Dois anos depois, a sina de resultados contestáveis do diretor começa a aparecer: “Táxi Driver” até chegou entre os finalistas de Melhor Filme, mas, Scorsese foi esnobado em Direção e o Paul Schrader em Roteiro Original.

Se hoje o filme é um clássico indiscutível, naquela época, havia muita divisão sobre ele, especialmente, por conta da violência e do próprio tema incômodo dos efeitos da guerra no Vietnã.

A saída para a Academia foi escolher “Rocky – O Lutador”, uma obra com uma mensagem bem mais esperançosa e inspiradora. 

ANOS 1980

Esnobado por “New York, New York”, o Martin Scorsese subiu bons degraus na Academia com Touro Indomável. 

A cinebiografia do lutador Jake LaMotta chegou forte na temporada de 1981 ao concorrer em oito categorias. Foram duas vitórias importantes – Ator com Robert De Niro e Montagem -, mas, o sabor amargo foi inevitável, afinal, “Touro Indomável” perdeu para “Gente Como a Gente”, uma produção menos ambiciosa do Robert Redford e sem a contundência trazida pelo Scorsese. 

Se “O Rei da Comédia” foi de arrasta sem ganhar consideração, esperava-se melhores resultados de “Depois de Horas”, especialmente, pela vitória em Cannes de Melhor Direção. Novamente, entretanto, nada; nenhuma indicação. 

O Scorsese somente foi retornar ao Oscar em 1987 com “A Cor do Dinheiro”. Era uma produção com bons predicados para a Academia: trazia um astro consagrado ao lado de um galã em ascensão e um tema bem mais ameno do que os filmes anteriores dele. O tiro não deu muito certo e o longa conseguiu apenas quatro indicações, vencendo em Melhor Ator com Paul Newman, mas, esnobado em Filme e Direção. 

Veio, então, o caso mais curioso: “A Última Tentação de Cristo” foi uma das produções mais polêmicas dos anos 1980 a ponto de críticas oficiais da Igreja Católica e proibição em diversos países ao redor do planeta.

A Academia se saiu, então, com uma decisão esdrúxula: deixou o filme fora de todas as categorias exceto Melhor Direção. Bem a cara do Oscar 1989: uma temporada careta e conservadora vencida por “Rain Man”. 

ANOS 1990

Apontado como um dos grandes diretores daquela época, o Martin Scorsese chegou ao Oscar 1991 aclamado pela crítica por “Os Bons Companheiros”. O problema maior foi concorrer na mesma temporada de “O Poderoso Chefão 3”, obra com a temática da máfia também.

Desta maneira, abriu-se uma possibilidade para um terceiro candidato: “Dança com Lobos” e a redenção do homem branco no faroeste em relação aos povos originários.
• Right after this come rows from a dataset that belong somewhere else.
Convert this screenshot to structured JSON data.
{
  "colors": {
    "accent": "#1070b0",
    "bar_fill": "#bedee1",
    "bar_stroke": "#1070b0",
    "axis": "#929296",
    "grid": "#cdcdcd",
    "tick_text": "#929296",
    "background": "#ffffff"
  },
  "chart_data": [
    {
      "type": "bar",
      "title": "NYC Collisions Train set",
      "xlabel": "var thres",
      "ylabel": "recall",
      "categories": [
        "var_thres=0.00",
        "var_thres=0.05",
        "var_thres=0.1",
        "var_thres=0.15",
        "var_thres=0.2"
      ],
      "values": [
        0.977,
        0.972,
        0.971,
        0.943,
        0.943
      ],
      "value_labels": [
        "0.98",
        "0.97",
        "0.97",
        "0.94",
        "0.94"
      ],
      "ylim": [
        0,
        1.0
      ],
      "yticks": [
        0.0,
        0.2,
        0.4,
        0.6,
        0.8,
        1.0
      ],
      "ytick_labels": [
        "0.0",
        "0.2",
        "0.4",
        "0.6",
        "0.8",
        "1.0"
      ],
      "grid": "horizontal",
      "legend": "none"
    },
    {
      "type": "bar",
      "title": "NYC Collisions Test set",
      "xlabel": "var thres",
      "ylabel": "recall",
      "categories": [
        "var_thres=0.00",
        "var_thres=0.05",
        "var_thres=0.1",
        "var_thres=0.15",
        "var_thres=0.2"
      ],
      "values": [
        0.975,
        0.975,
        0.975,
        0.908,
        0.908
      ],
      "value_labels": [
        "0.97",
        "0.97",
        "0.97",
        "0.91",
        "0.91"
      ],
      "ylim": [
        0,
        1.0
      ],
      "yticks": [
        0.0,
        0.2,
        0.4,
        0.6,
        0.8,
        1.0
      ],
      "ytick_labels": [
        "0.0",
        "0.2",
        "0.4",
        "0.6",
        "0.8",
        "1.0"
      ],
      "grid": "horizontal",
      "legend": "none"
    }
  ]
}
Novamente, Scorsese sucumbia diante de um galã se aventurando na direção. Apesar das seis indicações, o máximo que “Os Bons Companheiros” conseguiu foi Melhor Ator Coadjuvante com Joe Pesci.

Depois disso, o Scorsese voltou ao Oscar no ano seguinte com “Cabo de Medo” que até foi longe ao emplacar o Robert De Niro em Melhor Ator e a Juliette Lewis em Atriz Coadjuvante. Ambos, claro, sem vitória. 

Em 1994, o Scorsese fez o filme que levaria muitos diretores a saírem carregados de prêmio no Oscar. O belíssimo “A Época da Inocência” teve cinco indicações, mas, nas categorias principais, apareceu apenas em Roteiro Adaptado e Atriz Coadjuvante com Winona Ryder. Venceu apenas Figurino em uma temporada completamente dominada por “A Lista de Schindler”. Assim, a Academia reconhecia o Steven Spielberg bem antes dele.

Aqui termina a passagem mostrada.